Fico tentando me lembrar de que está tudo bem se eu não conseguir fazer um discurso bonito depois que meu pai morreu. E digo a mim mesmo que não poderia voltar no tempo para evocar o pai que conheci “antes”, porque coloquei tudo o que tinha para estar com e ajudar o pai que conhecia agora. Era isso que eu precisava fazer para cuidar dele, para aparecer todos os dias e não perder o controle.

Meu pai já se foi há dois anos e meio e algumas das primeiras lembranças estão voltando. Ao lado do meu computador, perto da minha linha de visão, coloquei uma fotografia tirada de nós dois quando eu provavelmente tinha oito ou nove anos, quando estávamos entediados e com vontade de usar roupas bobas. Ainda não consigo me lembrar muito bem daquele pai, mas sei que ele existiu. Eu sei que houve um tempo em que era função dele cuidar de mim, e não o contrário. Quando ele sabia mais fatos do que eu, me deu aulas de geometria na oitava série para que eu pudesse passar para a aula avançada e me ensinou a dirigir. Quando podíamos inventar brincadeiras bobas porque estávamos entediados.

Eu também me forço a falar com minha filha sobre meu pai. Ela tem nove anos, então só o conhecia como alguém que estava doente, cujo cérebro não funcionava bem (foi como expliquei para ela). Se a banda australiana dos anos 80, Men at Work, toca no rádio, eu aumento o volume. “Este era um dos favoritos dele”, digo a ela. Nos dias seguintes à sua morte, ela e eu também assistimos alguns de seus filmes favoritos. (O cantor de casamento foi um sucesso.)

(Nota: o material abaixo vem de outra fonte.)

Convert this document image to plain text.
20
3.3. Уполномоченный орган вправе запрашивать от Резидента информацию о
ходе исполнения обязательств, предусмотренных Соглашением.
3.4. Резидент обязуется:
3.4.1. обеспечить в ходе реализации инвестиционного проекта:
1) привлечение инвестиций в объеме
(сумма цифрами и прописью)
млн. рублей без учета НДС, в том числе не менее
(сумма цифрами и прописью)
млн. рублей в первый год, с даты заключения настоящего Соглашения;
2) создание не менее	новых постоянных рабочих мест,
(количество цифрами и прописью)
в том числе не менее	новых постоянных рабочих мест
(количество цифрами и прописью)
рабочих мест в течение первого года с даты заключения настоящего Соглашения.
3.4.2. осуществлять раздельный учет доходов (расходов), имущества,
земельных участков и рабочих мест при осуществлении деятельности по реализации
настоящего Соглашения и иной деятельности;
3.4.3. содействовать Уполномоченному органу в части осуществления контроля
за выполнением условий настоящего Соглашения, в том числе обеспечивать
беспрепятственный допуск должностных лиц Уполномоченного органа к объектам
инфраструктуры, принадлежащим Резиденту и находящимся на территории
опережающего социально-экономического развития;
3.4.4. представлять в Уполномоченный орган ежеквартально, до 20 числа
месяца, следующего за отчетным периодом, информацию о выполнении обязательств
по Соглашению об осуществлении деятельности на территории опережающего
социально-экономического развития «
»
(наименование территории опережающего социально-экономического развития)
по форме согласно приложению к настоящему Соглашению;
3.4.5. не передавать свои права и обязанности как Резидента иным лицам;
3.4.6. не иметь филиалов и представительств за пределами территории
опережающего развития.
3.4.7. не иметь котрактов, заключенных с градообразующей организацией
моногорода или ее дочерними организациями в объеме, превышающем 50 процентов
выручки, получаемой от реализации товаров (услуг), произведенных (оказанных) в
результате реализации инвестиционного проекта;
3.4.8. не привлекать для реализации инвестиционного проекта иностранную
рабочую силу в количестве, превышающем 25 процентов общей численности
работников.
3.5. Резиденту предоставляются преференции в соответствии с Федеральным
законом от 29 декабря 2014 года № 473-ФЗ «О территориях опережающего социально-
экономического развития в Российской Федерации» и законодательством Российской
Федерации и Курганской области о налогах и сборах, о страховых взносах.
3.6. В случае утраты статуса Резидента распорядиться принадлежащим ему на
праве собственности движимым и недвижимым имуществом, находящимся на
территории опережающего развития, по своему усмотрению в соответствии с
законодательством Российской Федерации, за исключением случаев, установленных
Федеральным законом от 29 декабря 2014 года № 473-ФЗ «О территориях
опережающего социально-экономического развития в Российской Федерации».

Pelo menos uma vez por dia, vejo aquela foto minha e dele juntos quando eu era criança. Tudo isso é a minha versão de uma afirmação diária, uma intenção deliberada de mudar a memória do meu pai para o que ele era antes. Ele não costumava gritar comigo por qualquer coisinha, nem tentar machucar as pessoas que estavam lá para ajudá-lo, nem assustar a neta. Ele era bobo e inteligente, e às vezes até doce. Não lembra? Basta olhar aquela foto, ouvir aquela música, assistir aquele filme. Ele ainda está lá, apenas esperando que eu o encontre novamente.